J'ai eu soudain la certitude que le christianisme est par excellence la religion des esclages, que les esclaves ne peuvent pas ne pas y adhérer, et moi parmi les autres.
L'obéissance à un homme dont l'autorité n'est pas illuminée de légitimité, c'est un cauchemar.
La force sociale ne va pas sans mensonge. Aussi tout ce qu'il y a de plus haut dans la vie humaine, tout effort de pensée, tout effort d'amour est corrosif pour l'ordre.
Méthode d'investigation : dès qu'on a pensé quelque chose, chercher en quel sens le contraire est vrai.
On peut, si on veut, ramener tout l'art de vivre à un bon usage du langage.
Accepter le mal qu'on nous fait comme remède à celui que nous avons fait.
Ceux qui désirent leur salut ne croieant pas vraiment à la réalité de la joie en dieu.
Le vrai critérium, pour la propriété, est qu'elle est légitime pour autant qu'elle est réelle.
Sans doute l'essence même du sentiment de la beauté est-elle le sentiment que cette nécessité dont une des faces est contrainte brutale a pour autre face l'obéissance à Dieu. Par l'effet d'une miséricorde providentielle, cette vérité est rendue sensible à la partie charnelle de notre âme et même en quelque sorte à notre corps.
Désirer l'amitié est une grande faute.
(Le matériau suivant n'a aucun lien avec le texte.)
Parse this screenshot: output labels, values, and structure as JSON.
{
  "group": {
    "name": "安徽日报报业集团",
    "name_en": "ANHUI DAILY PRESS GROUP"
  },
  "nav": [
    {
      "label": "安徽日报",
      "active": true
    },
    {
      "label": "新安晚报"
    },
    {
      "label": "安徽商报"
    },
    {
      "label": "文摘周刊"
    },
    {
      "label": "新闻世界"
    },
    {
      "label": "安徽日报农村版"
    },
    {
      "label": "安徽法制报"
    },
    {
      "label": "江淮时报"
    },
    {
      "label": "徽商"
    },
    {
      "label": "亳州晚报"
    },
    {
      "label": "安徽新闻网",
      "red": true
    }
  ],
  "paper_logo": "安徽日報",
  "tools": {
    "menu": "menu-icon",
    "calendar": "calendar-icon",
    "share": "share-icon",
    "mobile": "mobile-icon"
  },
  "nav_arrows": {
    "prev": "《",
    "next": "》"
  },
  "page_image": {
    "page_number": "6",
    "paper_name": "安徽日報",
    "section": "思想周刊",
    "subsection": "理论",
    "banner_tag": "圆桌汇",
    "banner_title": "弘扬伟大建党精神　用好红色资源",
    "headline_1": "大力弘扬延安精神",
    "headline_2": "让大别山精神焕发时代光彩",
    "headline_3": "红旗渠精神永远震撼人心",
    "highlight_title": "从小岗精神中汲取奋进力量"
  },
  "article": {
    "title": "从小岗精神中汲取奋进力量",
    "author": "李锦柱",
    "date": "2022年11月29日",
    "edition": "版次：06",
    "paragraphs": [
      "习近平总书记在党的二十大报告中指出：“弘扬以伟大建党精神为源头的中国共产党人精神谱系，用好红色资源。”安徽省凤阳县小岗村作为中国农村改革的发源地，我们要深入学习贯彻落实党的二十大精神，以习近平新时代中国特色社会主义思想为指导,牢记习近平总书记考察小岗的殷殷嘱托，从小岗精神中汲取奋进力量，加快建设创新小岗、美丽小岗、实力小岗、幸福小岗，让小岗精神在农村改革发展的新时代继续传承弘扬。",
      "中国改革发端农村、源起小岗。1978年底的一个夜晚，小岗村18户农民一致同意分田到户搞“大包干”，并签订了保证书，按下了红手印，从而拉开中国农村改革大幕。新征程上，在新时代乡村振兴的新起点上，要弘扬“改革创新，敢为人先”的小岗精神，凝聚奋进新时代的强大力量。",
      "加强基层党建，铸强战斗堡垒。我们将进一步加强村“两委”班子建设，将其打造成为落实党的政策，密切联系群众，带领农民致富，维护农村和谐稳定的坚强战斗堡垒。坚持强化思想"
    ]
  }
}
L'amitié doit être une joie gratuite comme celles que donne l'art, ou la vie. Il faut la refuser pour être digne de la recevoir : elle est de l'ordre de la grâce...
Essayer de remédier aux fautes par l'attention et non par la volonté.
La foi, c'est l'expérience que l'intelligence est éclairée par l'amour. Seulement l'intelligence doit reconnaître par les moyens qui lui sont propres, c'est à dire la constatation et la démonstration, la prééminence de l'amour.
Je ne dois pas aimer ma souffrance parce qu'elle est utile, mais parce qu'elle est.
De même il faut aimer beaucoup la vie pour aimer encore davantage la mort.
Une obligation, ne serait-elle reconnue par personne, elle ne perd rien de la plénitude de son être.
Nous avons tous les jours sous les yeux l'exemple de l'univers, où une infinité d'actions mécaniques indépendantes concourent pour constituer un ordre qui, à travers les variations, reste fixe. Aussi aimons-nous la beauté du monde, parce que nous sentons derrière elle la présence de quelque chose d'analogue à la sagesse que nous voulons posséder pour assouvir notre désir du bien.